Google - v1.0.0

Reauthorize

When a new service package is installed after the user is already connected, the scope registry starts returning scopes the connection doesn't hold. Rather than force a full re-consent, the package supports incremental consent — Google's include_granted_scopes=true lets us ask for only the missing scopes and have the new grant merge with the existing one.

The route

GET /google/auth/reauthorizegoogle.auth.reauthorizeGoogleAuthController::reauthorize().

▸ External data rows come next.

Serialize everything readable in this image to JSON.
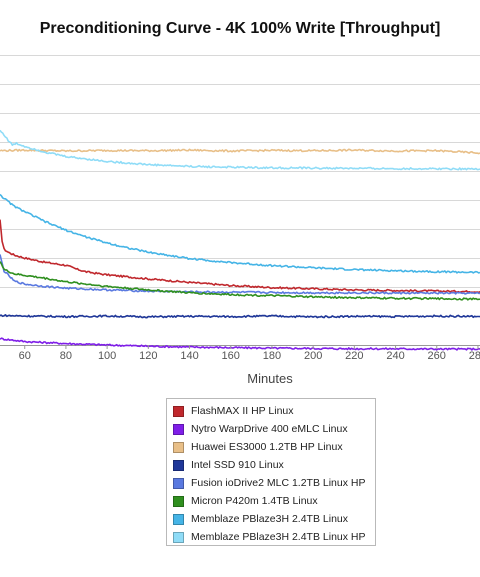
{
  "chart_data": {
    "type": "line",
    "title": "Preconditioning Curve - 4K 100% Write [Throughput]",
    "xlabel": "Minutes",
    "ylabel": "",
    "x_ticks": [
      60,
      80,
      100,
      120,
      140,
      160,
      180,
      200,
      220,
      240,
      260,
      280
    ],
    "xlim": [
      48,
      281
    ],
    "ylim": [
      0,
      10
    ],
    "grid": true,
    "legend_position": "bottom",
    "series": [
      {
        "name": "FlashMAX II HP Linux",
        "color": "#c0282d",
        "x": [
          48,
          49,
          50,
          52,
          55,
          60,
          70,
          80,
          85,
          90,
          100,
          120,
          140,
          160,
          180,
          200,
          220,
          240,
          260,
          281
        ],
        "y": [
          4.3,
          3.6,
          3.3,
          3.2,
          3.1,
          3.0,
          2.85,
          2.75,
          2.62,
          2.52,
          2.42,
          2.28,
          2.16,
          2.05,
          1.98,
          1.94,
          1.9,
          1.88,
          1.86,
          1.84
        ]
      },
      {
        "name": "Nytro WarpDrive 400 eMLC Linux",
        "color": "#7f1ee8",
        "x": [
          48,
          60,
          80,
          100,
          120,
          140,
          160,
          180,
          200,
          220,
          240,
          260,
          281
        ],
        "y": [
          0.22,
          0.12,
          0.05,
          0.0,
          -0.04,
          -0.07,
          -0.09,
          -0.11,
          -0.12,
          -0.13,
          -0.13,
          -0.14,
          -0.14
        ]
      },
      {
        "name": "Huawei ES3000 1.2TB HP Linux",
        "color": "#e8bf88",
        "x": [
          48,
          60,
          80,
          100,
          120,
          140,
          160,
          180,
          200,
          220,
          240,
          260,
          281
        ],
        "y": [
          6.7,
          6.72,
          6.69,
          6.71,
          6.7,
          6.72,
          6.69,
          6.71,
          6.7,
          6.72,
          6.69,
          6.7,
          6.62
        ]
      },
      {
        "name": "Intel SSD 910 Linux",
        "color": "#1f3799",
        "x": [
          48,
          60,
          80,
          100,
          120,
          140,
          160,
          180,
          200,
          220,
          240,
          260,
          281
        ],
        "y": [
          1.02,
          1.0,
          0.98,
          1.0,
          0.97,
          0.99,
          0.98,
          1.0,
          0.97,
          0.99,
          0.98,
          1.0,
          0.98
        ]
      },
      {
        "name": "Fusion ioDrive2 MLC 1.2TB Linux HP",
        "color": "#5a79e0",
        "x": [
          48,
          50,
          55,
          60,
          70,
          80,
          100,
          120,
          140,
          160,
          180,
          200,
          220,
          240,
          260,
          281
        ],
        "y": [
          3.1,
          2.55,
          2.2,
          2.1,
          2.02,
          1.96,
          1.9,
          1.86,
          1.83,
          1.82,
          1.81,
          1.8,
          1.8,
          1.79,
          1.79,
          1.78
        ]
      },
      {
        "name": "Micron P420m 1.4TB Linux",
        "color": "#2f8f1f",
        "x": [
          48,
          50,
          55,
          60,
          70,
          80,
          100,
          120,
          140,
          160,
          180,
          200,
          220,
          240,
          260,
          281
        ],
        "y": [
          2.9,
          2.6,
          2.45,
          2.4,
          2.3,
          2.18,
          2.02,
          1.9,
          1.8,
          1.74,
          1.7,
          1.66,
          1.63,
          1.61,
          1.6,
          1.58
        ]
      },
      {
        "name": "Memblaze PBlaze3H 2.4TB Linux",
        "color": "#45b4e6",
        "x": [
          48,
          50,
          55,
          60,
          70,
          80,
          90,
          100,
          110,
          120,
          140,
          160,
          180,
          200,
          220,
          240,
          260,
          281
        ],
        "y": [
          5.2,
          5.05,
          4.78,
          4.6,
          4.25,
          3.96,
          3.72,
          3.52,
          3.35,
          3.2,
          2.98,
          2.84,
          2.74,
          2.66,
          2.6,
          2.56,
          2.53,
          2.5
        ]
      },
      {
        "name": "Memblaze PBlaze3H 2.4TB Linux HP",
        "color": "#8fdcf7",
        "x": [
          48,
          50,
          52,
          54,
          56,
          60,
          70,
          80,
          100,
          120,
          140,
          160,
          180,
          200,
          220,
          240,
          260,
          281
        ],
        "y": [
          7.4,
          7.25,
          7.05,
          6.9,
          6.95,
          6.85,
          6.65,
          6.5,
          6.33,
          6.22,
          6.16,
          6.13,
          6.11,
          6.1,
          6.09,
          6.08,
          6.08,
          6.07
        ]
      }
    ]
  }
}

public function reauthorize( Request $request ): RedirectResponse
{
    $user = $request->user();

    if ( null === $user ) {
        abort( 401 );
    }

    $state = ConnectionState::forUser( $user->getAuthIdentifier(), $this->scopes );

    if ( ! $state->isConnected ) {
        return redirect()->route( 'google.auth.connect' );
    }

    $url = $this->oauth->reauthorizationUrl(
        $user->getAuthIdentifier(),
        $state->grantedScopes,
    );

    return redirect()->away( $url );
}

Note the not-connected fallback: hitting /reauthorize without an existing connection redirects to /connect — so onboarding, gating, and analytics that hang off google.auth.connect still fire on a fresh consent.

reauthorizationUrl()

public function reauthorizationUrl( int|string $userId, array $grantedScopes ): string
{
    $missing   = $this->scopes->missing( $grantedScopes );
    $requested = [] === $missing ? $this->scopes->all() : $missing;

    return $this->buildAuthorizationUrl( $userId, $requested );
}

Two behaviors worth noting:

  1. Only the delta is requested when there are missing scopes. Google merges the new grant with the existing one because we always send include_granted_scopes=true, so the user's grantedScopes grows without them re-approving old ones.
  2. Fallback to the full union when nothing is missing. In practice callers should short-circuit before hitting this method (see Connection UI — the reauthorize banner only shows when needsReauthorize === true), but the fallback keeps the API predictable: it always returns a valid authorize URL.

Detecting the need

The ConnectionState view model exposes this as a boolean:

$state = ConnectionState::forUser( $user->id, app( ScopeRegistry::class ) );

if ( $state->needsReauthorize ) {
    // show the reauthorize button
}

Or client-side, from the JSON status endpoint:

const { needsReauthorize, missingScopes } = await fetch('/google/auth/status').then(r => r.json());

if (needsReauthorize) {
    // show the reauthorize button, list missingScopes
}

Refresh-token behavior on reauthorize

Google typically does not return a fresh refresh_token on an incremental-consent regrant (it does return a new access_token). handleCallback() gates the setter on ! empty( $payload[ 'refresh_token' ] ), so the existing refresh token is preserved:

if ( ! empty( $payload[ 'refresh_token' ] ) ) {
    $connection->refresh_token = $payload[ 'refresh_token' ];
}

This matters because refresh tokens issued in Google's "Testing" mode expire after 7 days. If your app is in Testing mode and users hit /reauthorize after that window, the existing refresh token will be dead and the new response won't include a replacement — you'll need to publish the app or send them through /connect (which uses prompt=consent and always gets a fresh refresh token).

When to trigger

  • The user visits your integrations settings page and the JSON status endpoint returns needsReauthorize: true.
  • A service package that requires new scopes was just installed.
  • A background job noticed a google_403 insufficient_scope error and wants to prompt the user to grant more.

Whenever you programmatically build the URL from your own UI:

use ArtisanPackUI\Google\Facades\Google;

$connection = $user->googleConnection;
$granted    = $connection->grantedScopes();
$url        = Google::oauth()->reauthorizationUrl( $user->id, $granted );

return redirect()->away( $url );

What if the user denies?

Same as any OAuth error path — Google redirects back to /callback with ?error=access_denied. The default controller flashes google.error and sends them to redirect_after_error. The existing connection is untouched: the user's granted scopes stay as they were, needsReauthorize stays true, and the UI keeps prompting.